Michael Scarpitti was arrested Saturday for allegedly trying to shoplift some bolt-cutters, said Robert Jordan, the FBI's special agent in charge in Portland, Ore.
Mr. Scarpitti has been on the FBI's most-wanted list since disappearing two years ago and has been connected to the Earth Liberation Front, a shadowy group that has claimed responsibility for dozens of crimes over the last several years.
The FBI lists the ELF as its No. 1 domestic terrorism priority.
Mr. Scarpitti was struggling with security at a Canadian Tire store Saturday when police arrived.
"Upon taking him back to police headquarters it would appear he had no identification on him and refused to co-operate with the police in regard to identifying himself," Constable Rick Anthony of the Victoria Police told reporters Monday.
City police first contacted people who knew the man, then spoke to immigration officials who checked his fingerprints and confirmed his identity.
Local charges against him are theft, assault and obstructing a police officer.
He appeared in Victoria provincial court Monday and was being held on an immigration warrant.
Mr.

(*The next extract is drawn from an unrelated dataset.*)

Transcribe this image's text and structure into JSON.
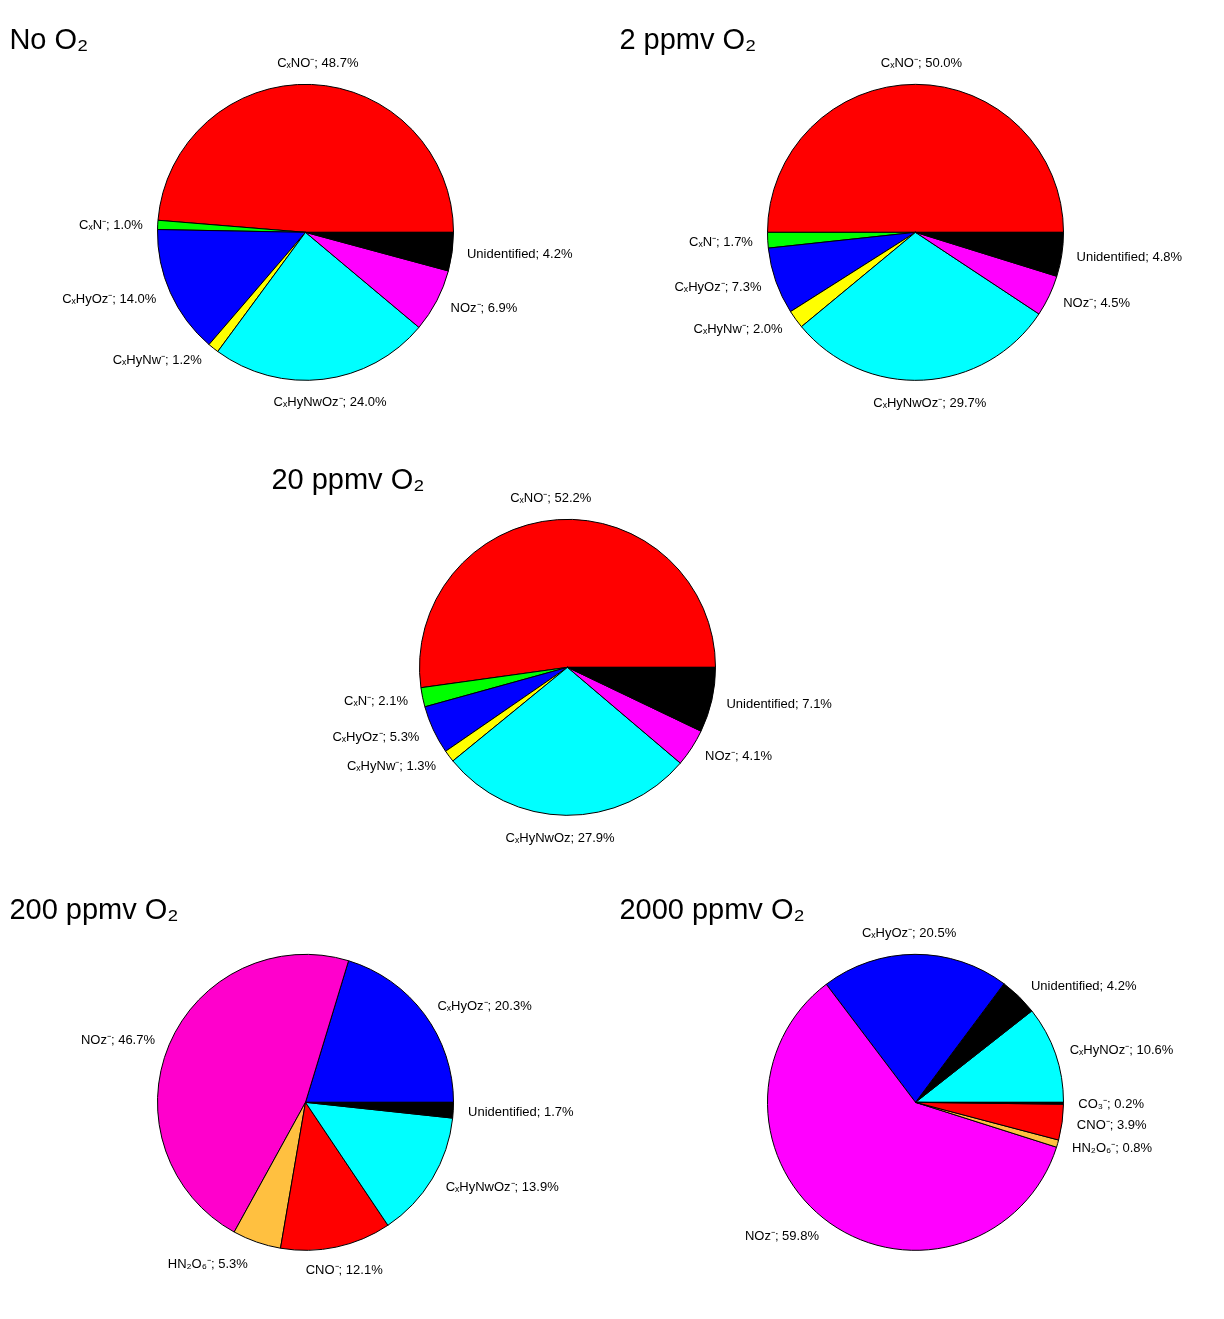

Jordan said the FBI did not know how long Mr. Scarpitti has been in Canada and the agency is working with Canadian authorities on Mr. Scarpitti's extradition to Oregon.

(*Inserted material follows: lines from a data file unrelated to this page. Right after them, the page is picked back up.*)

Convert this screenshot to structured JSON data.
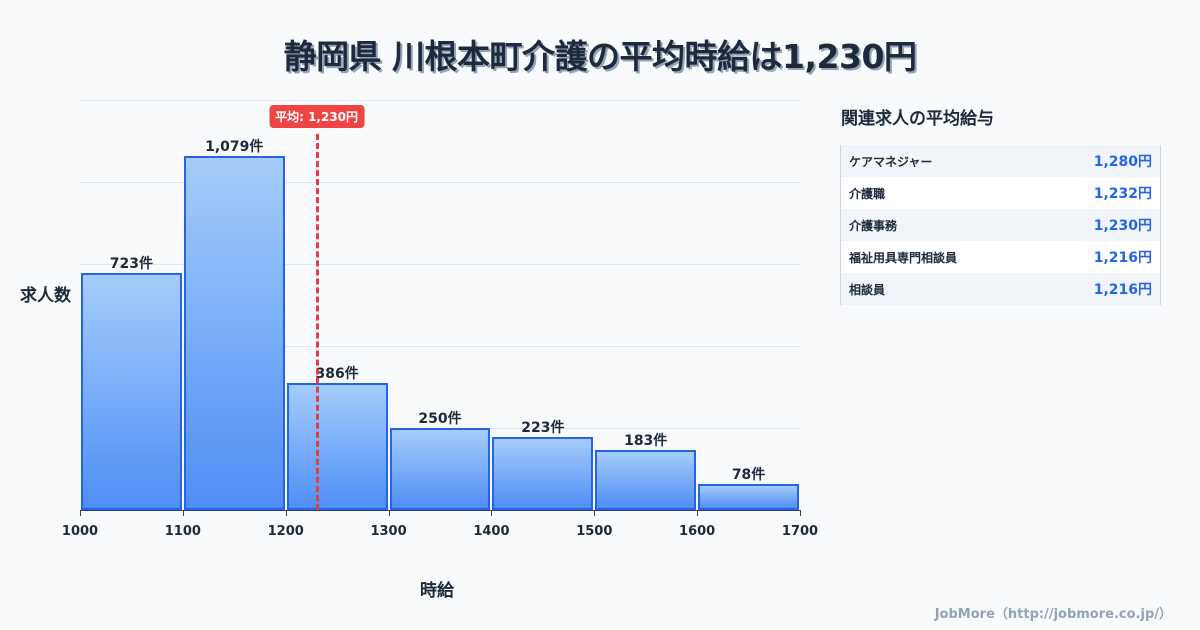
{
  "title": "静岡県 川根本町介護の平均時給は1,230円",
  "chart_data": {
    "type": "bar",
    "title": "静岡県 川根本町介護の平均時給は1,230円",
    "xlabel": "時給",
    "ylabel": "求人数",
    "categories": [
      "1000-1100",
      "1100-1200",
      "1200-1300",
      "1300-1400",
      "1400-1500",
      "1500-1600",
      "1600-1700"
    ],
    "x_ticks": [
      "1000",
      "1100",
      "1200",
      "1300",
      "1400",
      "1500",
      "1600",
      "1700"
    ],
    "values": [
      723,
      1079,
      386,
      250,
      223,
      183,
      78
    ],
    "value_labels": [
      "723件",
      "1,079件",
      "386件",
      "250件",
      "223件",
      "183件",
      "78件"
    ],
    "ylim": [
      0,
      1250
    ],
    "grid": true,
    "average": {
      "value": 1230,
      "label": "平均: 1,230円"
    }
  },
  "side": {
    "title": "関連求人の平均給与",
    "rows": [
      {
        "name": "ケアマネジャー",
        "value": "1,280円"
      },
      {
        "name": "介護職",
        "value": "1,232円"
      },
      {
        "name": "介護事務",
        "value": "1,230円"
      },
      {
        "name": "福祉用具専門相談員",
        "value": "1,216円"
      },
      {
        "name": "相談員",
        "value": "1,216円"
      }
    ]
  },
  "footer": "JobMore（http://jobmore.co.jp/）",
  "colors": {
    "bar_border": "#2563eb",
    "bar_top": "#a5cdfb",
    "bar_bottom": "#4f8ef5",
    "average": "#ef4444",
    "value_text": "#2563eb"
  }
}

An official with Citizenship and Immigration Canada said the fugitive would "quite likely" be taken before a hearing where his removal would be sought.
"He does have a criminal record and of course it's our intention to remove him," Jim Redmond said.

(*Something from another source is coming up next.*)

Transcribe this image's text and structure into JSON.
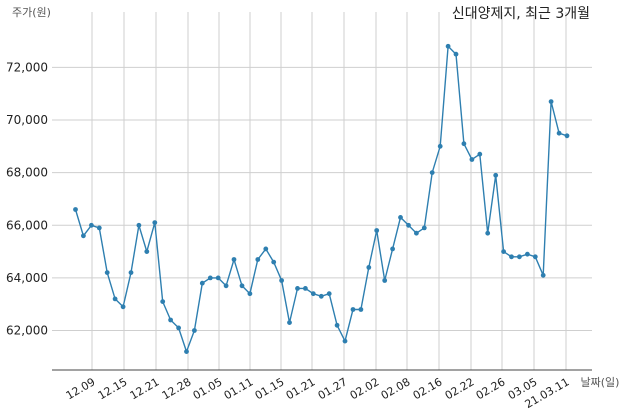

Mr. Scarpitti, also known as Tre Arrow, is among four activists charged with setting logging trucks on fire June 1, 2001, to protest against logging on the slopes of Mount Hood.
Three other suspects were captured after one of them told a girlfriend about the crime, arrest papers said. The girlfriend's father is a deputy state fire marshal.
Mr. Scarpitti is also accused of taking part in an April 15, 2001 arson attack that damaged three cement trucks at Ross Island Sand & Gravel in Portland.
Mr. Scarpitti first gained notoriety in July 2000 when he scaled a U.S. Forest Service building in downtown Portland and lived on a ledge for 11 days to protest against timber policies.
In October 2001, he suffered several broken bones when he fell 18 metres from a hemlock tree where he had perched to protest against a logging sale in Oregon's Tillamook County.
On June 1 of that year arsonists firebombed trucks at Schoppert Logging Co. in Estacada, a small town between Portland and Mount Hood.
Three suspects were arrested. One of them, Jacob Sherman, was sentenced to more than three years in prison in 2003 after pleading guilty.
Court documents filed by Sherman's lawyer identified Tre Arrow as "the leader and instigator" of the arsons.